$X_n=Y_n/\lambda_n$ converges in probability to 1

Question

Let $X_n=\frac{Y_n}{\lambda_n}$, where $Y_n$ is a Poisson variable with mean $\lambda_n$. Assume that $\lambda_n\to\infty$ and prove that $X_n\to 1$ in probability.

My attempt is that if $Y_n\sim$Pois$(\lambda_n)$, then we can write $Y_n=\sum_{i=1}^nY_i\sim$Pois$(\sum_{i=1}^n\lambda_i)$, so each $Y_i\sim$Pois$(\lambda_i)$ where each $\lambda_i=\frac{\lambda_n}{n}$. Now $\overline{Y_n}\to\mathbb{E}(Y_1)=\frac{\lambda_n}{n}$, and $\overline{\lambda_n}\to\mathbb{E}(\lambda_1)=\frac{\lambda_n}{n}$ by the law of large numbers. Is this the correct way to say this? Can I now conclude that

$X_n=\sum_{i=1}^nX_i=\frac{\sum_{i=1}^nY_i}{\sum_{i=1}^n\lambda_i}=\frac{\frac{1}{n}\sum_{i=1}^nY_i}{\frac{1}{n}\sum_{i=1}^n\lambda_i}\to\frac{\frac{\lambda_n}{n}}{\frac{\lambda_n}{n}}=1$ in probability by Slutsky's lemma.

Answer 1

There are some abuses and mistakes in your reasoning (for example, writing $\mathbb{E}[\lambda_1]$ doesn't make a lot of sense since $\lambda_1$ is a constant and not a random variable) but I think they can be corrected without too much trouble. What may be the main problem in your reasoning is when you write $$Y_n = \sum_{i=1}^n Y_i$$ because this is actually something not given from your problem. In fact what you are doing there is actually using a coupling technique: you are constructing a new series of random variables, say $\widetilde{Y}_n$, distributed as $Y_n$, and you are showing that for this new sequence we have $$ \frac{\widetilde{Y}_n}{\lambda_n}\to 1 \text{ in probability}$$ Actually if you look closer, you reasoning shows that $\frac{\widetilde{Y}_n}{\lambda_n}\to 1$ almost surely. Now this actually concludes your problem, because it implies that the original sequence $Y_n/\lambda_n$, being distributed as the new one, must converge in distribution to 1, and since 1 is constant you also obtain convergence in probability. In a sense is a very elegant proof, but at the same time is an overkill - you have essentially proved Skhorokhod's theorem in this special case. A much easier proof can be given by Chebyschev inequality: recall that if $Y_n\sim Pois(\lambda_n)$, then $$\mathbb{E}[Y_n]=\lambda_n, \quad Var(Y_n)=\lambda_n$$ So for any $\varepsilon>0$ $$ \mathbb{P}(\vert X_n-1\vert <\varepsilon) = \mathbb{P}(\vert Y_n-\lambda_n\vert <\varepsilon\lambda_n) \leq \frac{Var(Y_n)}{\varepsilon^2 \lambda_n^2} = \frac{1}{\varepsilon^2 \lambda_n}\to 0 \text{ as } n\to\infty$$ which implies convergence in probability.

Answer 2

I'm sure that this can be proven directly from the formulae, however I thought I'd provide a proof which relies only on taking a limit, and some established facts.

I use two facts.

• A sequence $X_n$ which converges in distribution to a constant $a$, converges in probability to $a$.
• Pointwise convergence of the moment generating functions $M_n$ of a sequence $X_n$ implies convergence in distribution of the sequence, and the limit variable has moment generating function $M(t) = \lim_{n \rightarrow \infty} M_n(t)$.
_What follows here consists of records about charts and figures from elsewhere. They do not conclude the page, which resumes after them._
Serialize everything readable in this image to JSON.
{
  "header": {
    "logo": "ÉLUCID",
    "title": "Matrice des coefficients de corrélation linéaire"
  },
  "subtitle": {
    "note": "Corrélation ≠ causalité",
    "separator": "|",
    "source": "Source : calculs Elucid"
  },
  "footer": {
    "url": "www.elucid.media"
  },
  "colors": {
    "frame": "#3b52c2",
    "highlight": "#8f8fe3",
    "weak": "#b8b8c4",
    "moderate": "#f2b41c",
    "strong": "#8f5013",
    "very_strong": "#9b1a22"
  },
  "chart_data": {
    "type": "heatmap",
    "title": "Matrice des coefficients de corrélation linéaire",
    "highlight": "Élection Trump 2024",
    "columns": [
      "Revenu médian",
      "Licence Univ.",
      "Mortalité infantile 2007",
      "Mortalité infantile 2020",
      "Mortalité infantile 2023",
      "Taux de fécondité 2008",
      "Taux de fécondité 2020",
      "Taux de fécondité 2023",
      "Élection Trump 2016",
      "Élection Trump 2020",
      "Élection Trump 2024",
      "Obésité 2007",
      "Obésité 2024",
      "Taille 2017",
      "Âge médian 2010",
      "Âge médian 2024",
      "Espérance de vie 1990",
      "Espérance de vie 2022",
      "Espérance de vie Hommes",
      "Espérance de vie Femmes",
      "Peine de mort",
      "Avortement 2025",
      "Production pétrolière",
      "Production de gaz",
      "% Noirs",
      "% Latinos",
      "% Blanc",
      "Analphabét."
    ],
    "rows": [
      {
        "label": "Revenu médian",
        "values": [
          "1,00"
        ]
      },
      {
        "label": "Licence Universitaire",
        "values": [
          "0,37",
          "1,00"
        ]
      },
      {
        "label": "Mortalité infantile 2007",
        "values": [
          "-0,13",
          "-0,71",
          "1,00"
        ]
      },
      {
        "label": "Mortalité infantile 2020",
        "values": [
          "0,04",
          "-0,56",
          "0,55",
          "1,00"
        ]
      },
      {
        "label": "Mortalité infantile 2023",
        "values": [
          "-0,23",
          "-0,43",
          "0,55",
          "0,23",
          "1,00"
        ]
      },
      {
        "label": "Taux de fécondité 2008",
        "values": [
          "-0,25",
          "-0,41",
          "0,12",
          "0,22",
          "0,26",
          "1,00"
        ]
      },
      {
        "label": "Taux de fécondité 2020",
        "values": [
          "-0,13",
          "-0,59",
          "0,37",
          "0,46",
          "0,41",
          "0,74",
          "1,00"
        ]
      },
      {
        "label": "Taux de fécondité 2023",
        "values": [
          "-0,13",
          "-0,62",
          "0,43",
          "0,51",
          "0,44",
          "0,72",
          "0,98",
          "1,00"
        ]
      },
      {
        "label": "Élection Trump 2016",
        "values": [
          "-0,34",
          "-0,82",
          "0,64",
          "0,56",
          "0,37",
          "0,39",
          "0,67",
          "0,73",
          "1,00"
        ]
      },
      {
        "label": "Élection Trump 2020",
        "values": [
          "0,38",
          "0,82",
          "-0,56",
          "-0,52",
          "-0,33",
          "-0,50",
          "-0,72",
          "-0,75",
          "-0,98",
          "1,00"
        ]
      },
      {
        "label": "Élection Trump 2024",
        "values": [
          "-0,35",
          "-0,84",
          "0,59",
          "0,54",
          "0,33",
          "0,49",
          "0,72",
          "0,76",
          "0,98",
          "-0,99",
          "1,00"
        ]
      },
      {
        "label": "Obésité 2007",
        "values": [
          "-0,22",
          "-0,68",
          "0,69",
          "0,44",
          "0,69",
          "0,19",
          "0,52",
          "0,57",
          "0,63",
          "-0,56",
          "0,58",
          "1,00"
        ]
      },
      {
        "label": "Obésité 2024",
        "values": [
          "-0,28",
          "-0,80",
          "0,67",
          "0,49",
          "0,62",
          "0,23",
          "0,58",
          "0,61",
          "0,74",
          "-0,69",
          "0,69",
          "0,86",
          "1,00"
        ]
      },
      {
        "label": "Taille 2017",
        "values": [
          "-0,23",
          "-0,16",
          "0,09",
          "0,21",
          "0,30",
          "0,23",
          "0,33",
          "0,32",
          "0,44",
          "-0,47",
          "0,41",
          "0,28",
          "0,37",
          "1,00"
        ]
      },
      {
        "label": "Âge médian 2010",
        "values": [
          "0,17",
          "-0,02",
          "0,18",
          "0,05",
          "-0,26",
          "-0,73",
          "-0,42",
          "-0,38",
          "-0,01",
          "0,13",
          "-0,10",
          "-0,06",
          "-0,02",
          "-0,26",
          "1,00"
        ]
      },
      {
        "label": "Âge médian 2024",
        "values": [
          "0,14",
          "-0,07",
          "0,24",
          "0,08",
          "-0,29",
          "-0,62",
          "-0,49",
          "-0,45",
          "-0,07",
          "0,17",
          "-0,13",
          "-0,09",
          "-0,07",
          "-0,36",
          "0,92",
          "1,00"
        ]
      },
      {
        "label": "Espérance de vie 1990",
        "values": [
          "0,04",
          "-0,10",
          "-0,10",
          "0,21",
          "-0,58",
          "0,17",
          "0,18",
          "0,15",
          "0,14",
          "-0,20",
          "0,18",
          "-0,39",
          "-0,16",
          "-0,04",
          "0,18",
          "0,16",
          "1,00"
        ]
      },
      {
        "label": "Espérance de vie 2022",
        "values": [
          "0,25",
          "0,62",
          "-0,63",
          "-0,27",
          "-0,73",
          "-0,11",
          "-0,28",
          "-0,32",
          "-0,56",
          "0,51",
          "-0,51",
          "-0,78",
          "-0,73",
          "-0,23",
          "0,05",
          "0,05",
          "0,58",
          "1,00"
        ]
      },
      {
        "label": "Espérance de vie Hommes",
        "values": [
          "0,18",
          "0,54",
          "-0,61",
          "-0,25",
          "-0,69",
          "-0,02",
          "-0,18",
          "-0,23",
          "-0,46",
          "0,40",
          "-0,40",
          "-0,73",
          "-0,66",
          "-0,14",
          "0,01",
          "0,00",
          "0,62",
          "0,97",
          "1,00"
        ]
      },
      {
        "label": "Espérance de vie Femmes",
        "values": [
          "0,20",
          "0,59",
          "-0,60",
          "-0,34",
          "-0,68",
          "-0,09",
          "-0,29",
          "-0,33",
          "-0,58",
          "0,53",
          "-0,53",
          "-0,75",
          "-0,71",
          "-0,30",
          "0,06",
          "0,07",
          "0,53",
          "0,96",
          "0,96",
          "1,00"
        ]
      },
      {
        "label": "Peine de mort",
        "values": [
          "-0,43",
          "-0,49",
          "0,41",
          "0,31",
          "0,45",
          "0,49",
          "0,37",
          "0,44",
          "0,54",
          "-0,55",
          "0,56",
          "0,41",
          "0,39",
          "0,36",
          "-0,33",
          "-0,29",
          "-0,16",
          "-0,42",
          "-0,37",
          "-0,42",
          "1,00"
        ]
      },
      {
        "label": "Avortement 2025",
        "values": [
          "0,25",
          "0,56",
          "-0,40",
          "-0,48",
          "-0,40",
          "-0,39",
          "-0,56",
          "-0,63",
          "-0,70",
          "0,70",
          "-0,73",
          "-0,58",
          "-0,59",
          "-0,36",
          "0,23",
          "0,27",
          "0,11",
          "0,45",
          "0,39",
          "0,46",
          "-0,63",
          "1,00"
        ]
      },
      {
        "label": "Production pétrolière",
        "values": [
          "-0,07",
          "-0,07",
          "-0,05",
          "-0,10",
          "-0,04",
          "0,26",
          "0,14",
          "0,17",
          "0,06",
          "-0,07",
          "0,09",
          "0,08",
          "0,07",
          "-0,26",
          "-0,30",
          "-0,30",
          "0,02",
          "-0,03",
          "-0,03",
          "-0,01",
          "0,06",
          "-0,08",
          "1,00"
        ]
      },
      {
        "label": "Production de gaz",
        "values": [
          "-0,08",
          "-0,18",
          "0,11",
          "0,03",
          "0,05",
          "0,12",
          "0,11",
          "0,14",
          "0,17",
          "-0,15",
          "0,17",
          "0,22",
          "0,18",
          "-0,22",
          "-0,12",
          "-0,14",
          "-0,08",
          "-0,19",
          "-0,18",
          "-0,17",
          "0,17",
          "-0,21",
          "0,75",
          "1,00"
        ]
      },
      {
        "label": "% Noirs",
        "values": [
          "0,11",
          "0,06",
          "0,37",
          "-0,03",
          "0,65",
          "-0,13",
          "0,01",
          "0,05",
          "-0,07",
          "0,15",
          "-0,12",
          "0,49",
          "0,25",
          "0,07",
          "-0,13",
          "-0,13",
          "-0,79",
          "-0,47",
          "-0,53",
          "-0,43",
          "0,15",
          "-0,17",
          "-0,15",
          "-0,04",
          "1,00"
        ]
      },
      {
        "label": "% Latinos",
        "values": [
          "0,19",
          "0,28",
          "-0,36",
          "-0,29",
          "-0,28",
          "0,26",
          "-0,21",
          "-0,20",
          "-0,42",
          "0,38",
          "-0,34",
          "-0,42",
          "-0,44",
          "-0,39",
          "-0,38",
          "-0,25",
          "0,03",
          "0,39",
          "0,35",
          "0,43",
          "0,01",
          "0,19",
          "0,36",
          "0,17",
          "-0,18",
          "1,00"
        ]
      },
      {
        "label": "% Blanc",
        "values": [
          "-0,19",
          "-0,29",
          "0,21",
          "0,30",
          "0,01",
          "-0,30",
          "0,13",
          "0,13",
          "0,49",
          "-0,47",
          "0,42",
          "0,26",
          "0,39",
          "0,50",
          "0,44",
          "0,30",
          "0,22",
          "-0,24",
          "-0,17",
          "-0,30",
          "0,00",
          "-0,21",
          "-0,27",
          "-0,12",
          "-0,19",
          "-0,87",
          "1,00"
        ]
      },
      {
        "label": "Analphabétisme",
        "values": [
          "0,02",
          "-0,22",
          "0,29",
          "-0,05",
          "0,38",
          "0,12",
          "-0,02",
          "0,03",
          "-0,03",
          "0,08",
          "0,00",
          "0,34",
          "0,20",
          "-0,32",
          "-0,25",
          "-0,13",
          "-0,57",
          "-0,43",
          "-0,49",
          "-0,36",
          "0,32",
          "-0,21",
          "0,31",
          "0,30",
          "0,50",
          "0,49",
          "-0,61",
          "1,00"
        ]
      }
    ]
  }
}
Note that the first of these two statements really does need convergence to a constant, as in general convergence in distribution does not imply convergence in probability.

Now, the moment generating functions of the sequence $Y_n / \lambda_n$ are given by

$$ M_n(t)= \mathbf E \left[ e^{t Y_n / \lambda_n} \right] = \exp \left( \lambda_n \left( e^{t/\lambda_n} - 1\right) \right),$$ Note then that $$\lim_{n \rightarrow \infty} \lambda_n \left( e^{t/\lambda_n} - 1\right) = t,$$ and so

$$M_n(t) \rightarrow e^t,$$ which is the moment generating function of a constant variable $Y = 1$, and we are done.

A semi-rigorous derivation of the above limit can be obtained by noting that from the power series of the exponential function:

$$\lambda_n \left( e^{t/\lambda_n} - 1\right) = \lambda_n \left(\sum_{k=0}^\infty \frac{1}{k!} \left(\frac{t}{\lambda_n}\right)^k - 1 \right) = t + \frac{t^2}{2} O\left(\lambda_n^{-1}\right)$$